Ventricular arrhythmias are a dangerous complication after cardiac surgery in congenital patients, just as in the adult population. Telemetry monitoring is standard after operations to detect these morbid arrhythmias, and episodes of sustained ventricular tachycardia should be discussed with the surgeon.
Single Ventricle Management:
Unique to the congenital surgery population are patients with palliated single ventricle physiology. Although there are many important single ventricle lesions, hypoplastic left heart syndrome is a useful and common example. These patients require staged palliation beginning with the Norwood operation as a neonate.
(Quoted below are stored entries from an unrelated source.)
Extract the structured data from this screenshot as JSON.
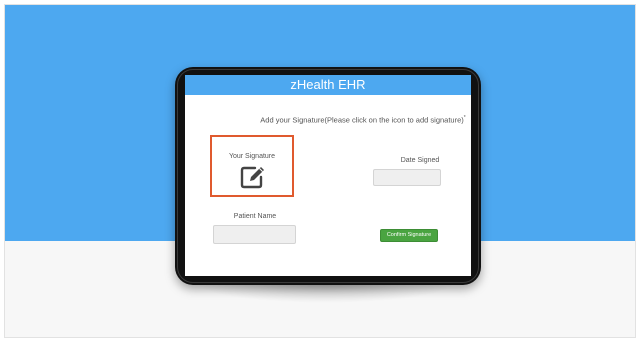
{
  "app": {
    "title": "zHealth EHR"
  },
  "instruction": {
    "text": "Add your Signature(Please click on the icon to add signature)",
    "required_mark": "*"
  },
  "signature": {
    "label": "Your Signature",
    "icon": "edit-icon"
  },
  "date_signed": {
    "label": "Date Signed",
    "value": ""
  },
  "patient_name": {
    "label": "Patient Name",
    "value": ""
  },
  "confirm": {
    "label": "Confirm Signature"
  },
  "colors": {
    "background_blue": "#4da8f0",
    "highlight": "#e05a2e",
    "confirm_green": "#4aa441"
  }
}
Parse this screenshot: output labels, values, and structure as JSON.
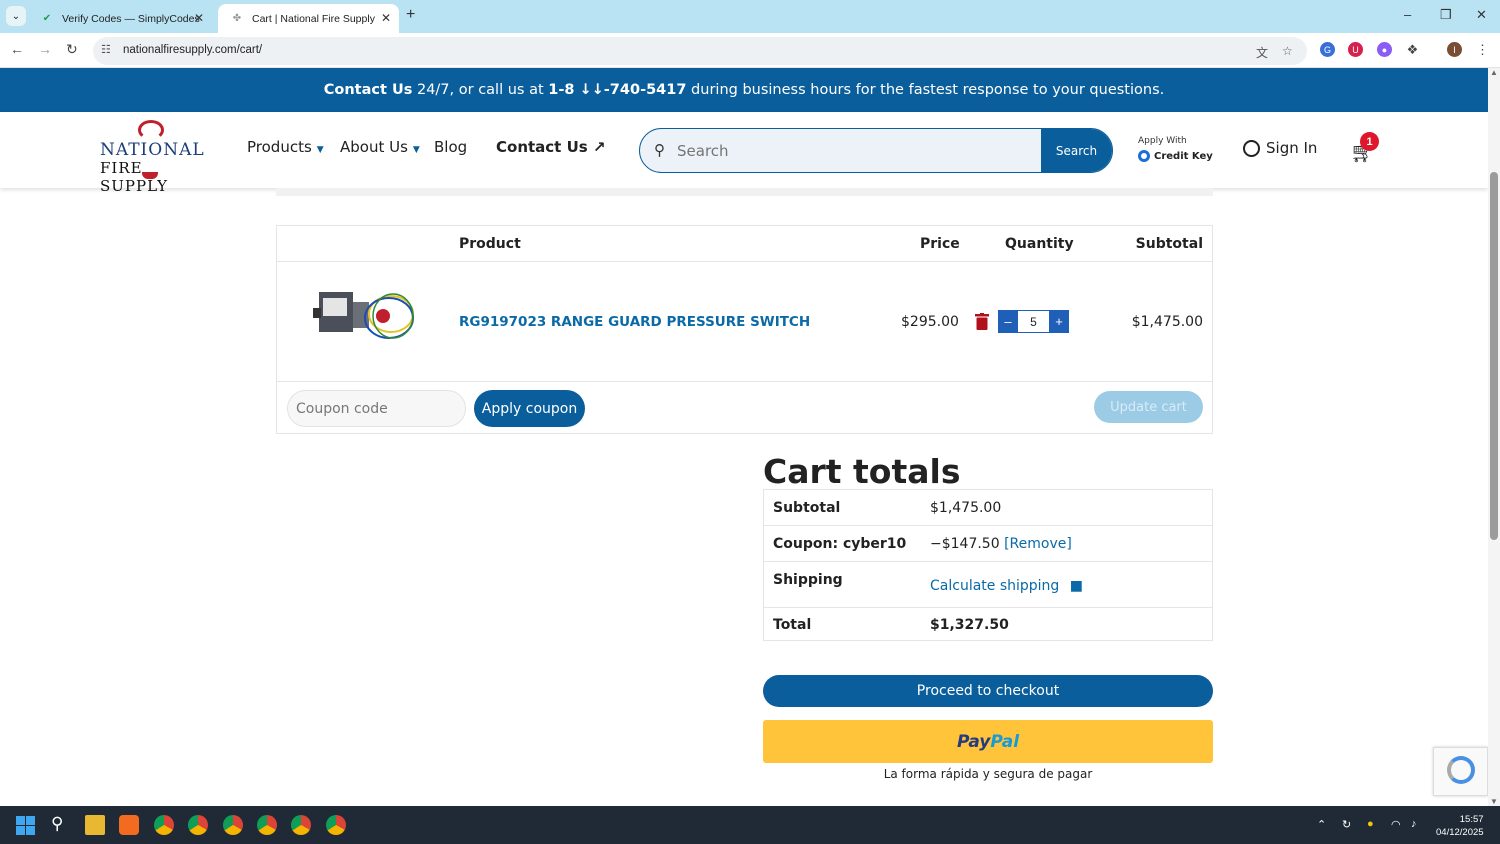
{
  "browser": {
    "tabs": [
      {
        "title": "Verify Codes — SimplyCodes",
        "active": false
      },
      {
        "title": "Cart | National Fire Supply",
        "active": true
      }
    ],
    "url": "nationalfiresupply.com/cart/"
  },
  "announcement": {
    "contact_bold": "Contact Us",
    "text1": " 24/7, or call us at ",
    "phone": "1-8 ↓↓-740-5417",
    "text2": " during business hours for the fastest response to your questions."
  },
  "header": {
    "logo_line1": "NATIONAL",
    "logo_line2": "FIRE SUPPLY",
    "nav": {
      "products": "Products",
      "about": "About Us",
      "blog": "Blog",
      "contact": "Contact Us"
    },
    "search_placeholder": "Search",
    "search_button": "Search",
    "apply_with": "Apply With",
    "credit_key": "Credit Key",
    "sign_in": "Sign In",
    "cart_count": "1"
  },
  "cart": {
    "headers": {
      "product": "Product",
      "price": "Price",
      "quantity": "Quantity",
      "subtotal": "Subtotal"
    },
    "item": {
      "name": "RG9197023 RANGE GUARD PRESSURE SWITCH",
      "price": "$295.00",
      "quantity": "5",
      "subtotal": "$1,475.00"
    },
    "coupon_placeholder": "Coupon code",
    "apply_coupon": "Apply coupon",
    "update_cart": "Update cart"
  },
  "totals": {
    "title": "Cart totals",
    "subtotal_label": "Subtotal",
    "subtotal_value": "$1,475.00",
    "coupon_label": "Coupon: cyber10",
    "coupon_value": "−$147.50",
    "coupon_remove": "[Remove]",
    "shipping_label": "Shipping",
    "shipping_link": "Calculate shipping",
    "total_label": "Total",
    "total_value": "$1,327.50",
    "checkout": "Proceed to checkout",
    "paypal_1": "Pay",
    "paypal_2": "Pal",
    "paypal_tagline": "La forma rápida y segura de pagar"
  },
  "taskbar": {
    "time": "15:57",
    "date": "04/12/2025"
  },
  "colors": {
    "brand_blue": "#0a5e9c",
    "link_blue": "#0a6aa8",
    "paypal_yellow": "#ffc439",
    "badge_red": "#e0162b"
  }
}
During this first stage, patients have complete mixing of pulmonary and systemic venous return at the atrial level. In the early postoperative period, patients may benefit from transfusion to a goal hemoglobin level of 15g/dL (hematocrit 40-45%). This helps to raise the systemic venous oxygen content that is being mixed with pulmonary venous return. Pulmonary blood flow is provided by a shunt from the innominate artery (Blalock-Taussig shunt) or the right ventricle (Sano shunt).
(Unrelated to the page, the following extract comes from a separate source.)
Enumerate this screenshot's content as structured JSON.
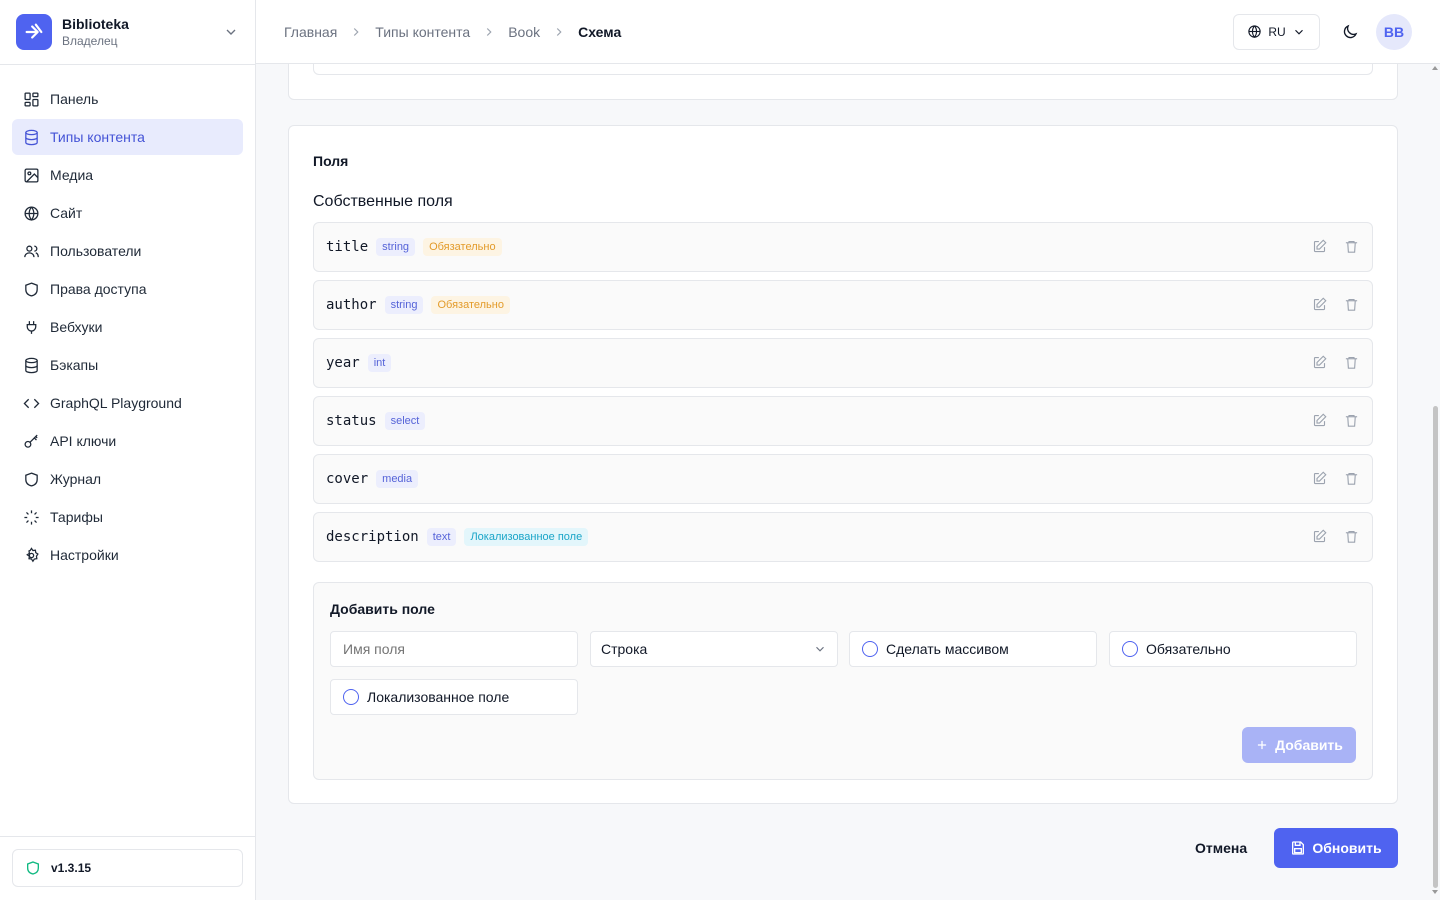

Balancing the pulmonary blood flow with the systemic flow through the neoaorta is an important goal. It is necessary to understand the concept of the Qp:Qs (pulmonary flow:systemic flow) ratio and know how to calculate it. Achieving a balanced circulation involves manipulating systemic vascular resistance with vasoactive drugs and pulmonary vascular resistance with ventilator maneuvers.
Norwood Tips:
- Keep H/H at 15/45 initially
- Goal ABG values: pH 7.4 / pCO2 40 / pO2 40 / SpO2 75%
- Do not reflexively put any single ventricle on 100% Fi02. This can result in excessive pulmonary blood flow and inadequate systemic blood flow
- Desaturation is often effectively treated by transfusion to a Hct of 45 while raising cardiac output and blood pressure. This will provide more pulmonary blood flow through the shunt
- Atelectasis and pleural effusions need to be addressed when identified - these can be a source of important V:Q mismatch which can be critical in a single ventricle patient
The second stage of palliation is the bi-directional superior cavopulmonary anastomosis (bi-directional Glenn). The BT-shunt is removed, and the SVC is connected to the pulmonary artery. These patients are no longer complete "mixers" as they were following the Norwood, but control of pulmonary vascular resistance is still important.
Glenn Tips:
- Keep H/H at 15/45. These patients still mix their IVC blood and pulmonary venous return in the common atrium and thus systemic venous saturation dilutes the initial arterial saturation
- Goal pCO2 is 50 initially. This will allow for cerebral vasodilation and promote more SVC blood flow to the pulmonary arteries. The net increase in pulmonary blood flow more than compensates for the pulmonary vasoconstriction caused by the mildly increased pCO2
- Expect the Glenn pressure (CVP if upper extremity catheter) to be in the 12-15 range initially
- Keep the head of the bed elevated to aid in venous return and decrease cerebral pressure
The final palliative step for single ventricle patients is the Fontan operation, which connects the IVC to the pulmonary artery. Thus, all systemic venous return is directly to the pulmonary arteries. These patients are dependent on preload for adequate pulmonary blood flow. Fluid balance and diuretics need to be considered with care. Chest tube drainage can be high early on, and it is important that chest tubes are not removed prematurely. Atelectasis and pleural effusions need to be identified and treated promptly as these patients have markedly decreased reserve to compensate for this problem.